"If CMS wants to make decisions aimed at reducing use of technology in order to reduce spending of money, those decisions should be based on good science. But CMS is pretending that we already have a criteria we can use, and they're wrong," he says.
ACEP has other concerns: In an Aug. 30 letter, ACEP told CMS that "Because the guideline is for older adults, there is no scientific basis to suggest there is a patient safety issue – there is no evidence that a CT scan of the head increases the risk of cancer or other issues."
The letter added that the reporting requirement will use claims data, which doesn't include "important information in the patient chart justifying the scan." In ACEP's "dry run" of the rule at 20 hospitals in 12 states this May, 64% of those cases that CMS criteria would have labeled 'inappropriate' "had a measure exclusion documented in the medical chart that was missed in the administrative data."
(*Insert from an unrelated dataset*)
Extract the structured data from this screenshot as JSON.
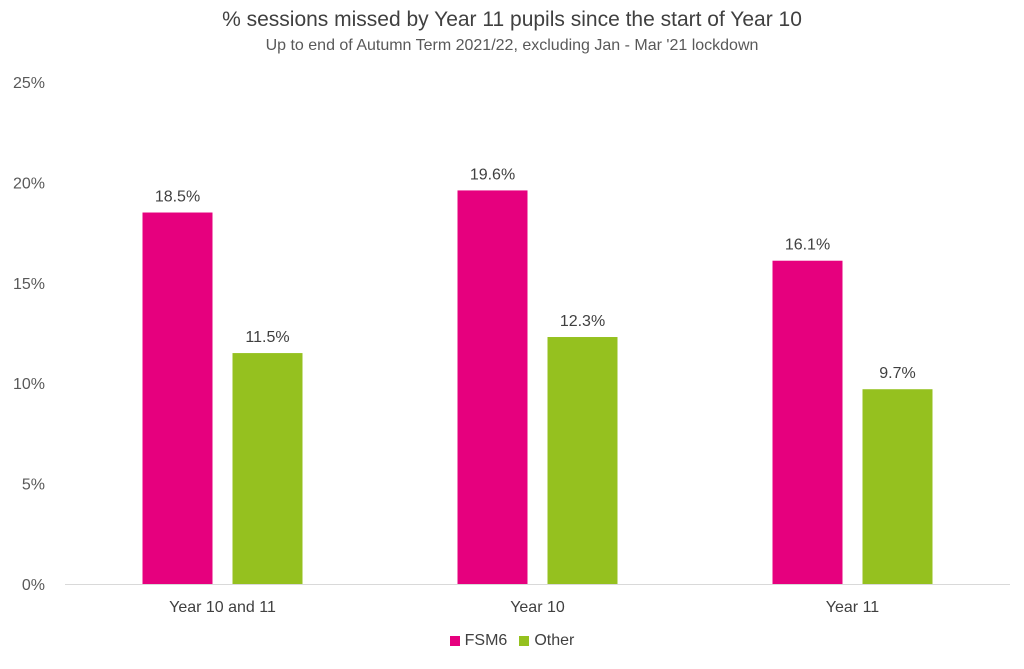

Solomon says it's too early to tell how many patients will suffer harm their doctors were afraid to order a brain CT.
"But I can tell you that if you're the patient in the ED with a subarachnoid hemorrhage and you have permanent disability, your family is going to take a very dim view of CMS' guidelines," Solomon said.
Of course, there's a possibility that ED doctors will do the right thing, even if it makes their hospital look like it's guilty of overuse.
But Solomon thinks many physicians will hold back. "If I ordered a CT scan and it's normal, this is not going to be in compliance with the quality measure, and I'm going to be called to account for this and I'll undergo chart review.